NCPA - National Center for Policy Analysis

CORPORATE SOCAL RESPONSIBILITY

January 13, 2006

What obligations do companies have to be socially responsibly? It's a question that prompts dramatically different answers from different quarters. A growing number of nongovernmental organizations push for ever more corporate action on issues ranging from pollution and global warming to AIDS and poverty. But investors typically want companies in which they have a stake to focus on the bottom line so they can get the best possible returns, says the Wall Street Journal.

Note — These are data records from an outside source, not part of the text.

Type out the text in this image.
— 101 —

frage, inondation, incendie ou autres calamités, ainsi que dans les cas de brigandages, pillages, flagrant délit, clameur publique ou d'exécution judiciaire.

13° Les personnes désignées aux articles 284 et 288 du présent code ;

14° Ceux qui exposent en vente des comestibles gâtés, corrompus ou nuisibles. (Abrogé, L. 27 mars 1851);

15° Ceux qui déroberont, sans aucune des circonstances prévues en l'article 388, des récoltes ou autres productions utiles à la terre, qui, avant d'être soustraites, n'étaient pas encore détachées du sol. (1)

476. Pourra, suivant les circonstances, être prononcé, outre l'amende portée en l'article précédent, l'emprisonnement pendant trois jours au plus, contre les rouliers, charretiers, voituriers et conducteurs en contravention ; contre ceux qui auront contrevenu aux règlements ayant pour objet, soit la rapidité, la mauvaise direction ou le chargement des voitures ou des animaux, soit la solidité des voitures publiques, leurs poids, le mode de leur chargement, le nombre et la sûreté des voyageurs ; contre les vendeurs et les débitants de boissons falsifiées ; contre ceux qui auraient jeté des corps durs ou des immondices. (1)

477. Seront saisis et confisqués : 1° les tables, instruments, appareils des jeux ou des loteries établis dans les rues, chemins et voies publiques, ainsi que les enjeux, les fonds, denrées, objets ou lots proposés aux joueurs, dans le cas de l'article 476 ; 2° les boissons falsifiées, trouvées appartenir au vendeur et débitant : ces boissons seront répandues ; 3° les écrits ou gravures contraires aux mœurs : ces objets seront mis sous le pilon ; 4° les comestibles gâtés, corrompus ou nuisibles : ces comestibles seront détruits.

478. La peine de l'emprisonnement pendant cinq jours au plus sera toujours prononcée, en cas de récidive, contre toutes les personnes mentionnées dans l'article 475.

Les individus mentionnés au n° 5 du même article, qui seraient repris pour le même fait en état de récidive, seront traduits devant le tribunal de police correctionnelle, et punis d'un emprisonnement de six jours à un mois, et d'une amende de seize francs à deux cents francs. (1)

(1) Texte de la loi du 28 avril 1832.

According to Ilyse Hogue, director of the global finance campaign for Rainforest Action Network (RAN), Corporate Social Responsibility (CSR) reflects the need for social institutions to do more to assure a world that prioritizes health and justice.

However:

  • For development to take place, societies must develop an institutional infrastructure, as well as an economic one, that will allow for investment growth and a balance between equity and efficiency, says Benjamin Heineman, senior vice president for law and public affairs at General Electric (GE).
  • The most important public health strategy is to increase wealth around the world, and companies should seek to alert people in the developing world of the risks they face if the CSR model is allowed to suppress economic development any further, says Fred Smith, president of the Competitive Enterprise Institute (CEI).

Some Wall Street Journal readers say that they invest to make money and can do good deeds on their own. They believe that corporations exist solely to make a profit for their owners; it's the owners' risk and the owners' reward. This simple, greed-based concept, they say, results in an economic engine that creates the wealth of nations.

Still others say that CSR is just another name for extortion.